Where are human rights in all of this?
It’s unlikely that the answer will come from Israel. Although a judicial proceeding against NSO Group was initiated in 2018 for the company’s negligence in the face of abuses by the Mexican government, the Israeli justice system bowed to NSO Group’s demand to keep the proceedings confidential due to national security risks, interference in Israeli’s international relations, and trade secrets.
Everything concerning customers and export licenses is confidential. On the authorities’ side, “the policy is not to say anything, not to denounce, not to say it’s false, not to say anything,” explained Mack.
I can tell you they couldn’t care less, not Hacking Team, not NSO. They claim that they do things, but they absolutely don’t care at all
According to him, even committees tasked with evaluating the human rights policies of these companies don’t know anything about their clients. “If they don’t have the information, how can they do regulation? It’s a joke.”

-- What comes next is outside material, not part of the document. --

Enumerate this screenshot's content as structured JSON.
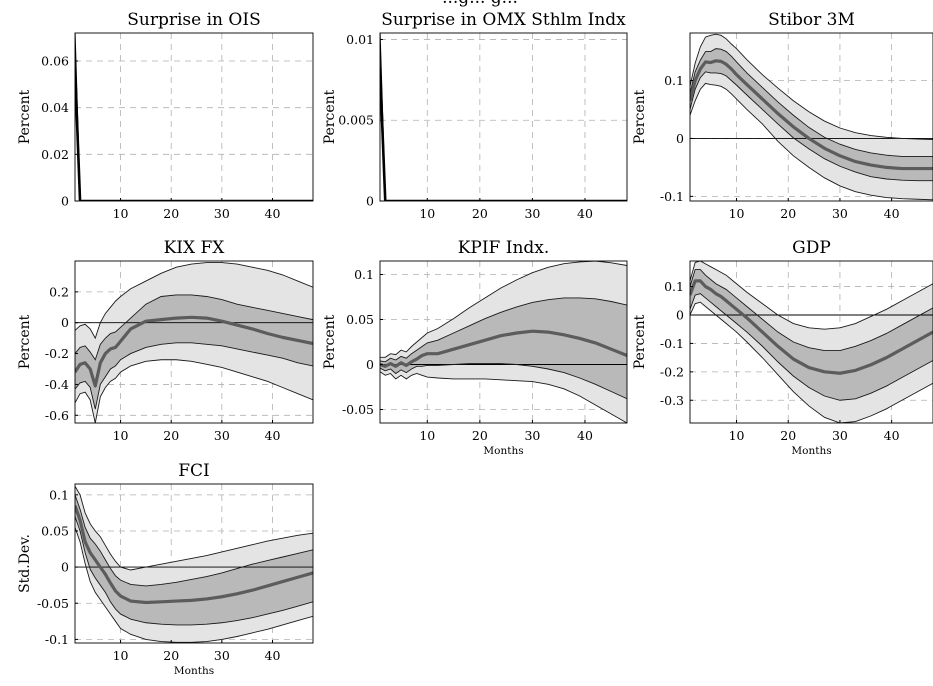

Former French ambassador Gérard Araud, who worked as NSO Group’s external advisor on human rights issues from 2019 to 2020, confirmed that he did not know “everything that had been implemented or what had not… Secrecy is an integral part of the business, which puts my contribution into perspective,” he explained. “My job was more to have discussions with the investors, rather than with the company itself.”
According to the diplomat, “the issue of surveillance technologies and human rights would require legislation, or even a United Nations convention, or a dialogue with human rights organizations.” For their part, NSO Group praised Araud’s “important role” in advising the company.
One former employee of Hacking Team has bitter memories of the Italian company’s ethics committee. “This board never did anything. They used to deliver reports saying, ‘this country is okay’ or ‘this country is less okay, but still you can sell.’ It was just for show.” His boss’s reasoning at the time was simple: if a government says that someone is a terrorist, then he’s a terrorist. It’s not up to the company to decide otherwise.
“I can tell you they couldn’t care less,” he confided today. “Not Hacking Team…not NSO. They don’t care. They claim that they do things, but they absolutely don’t care at all.”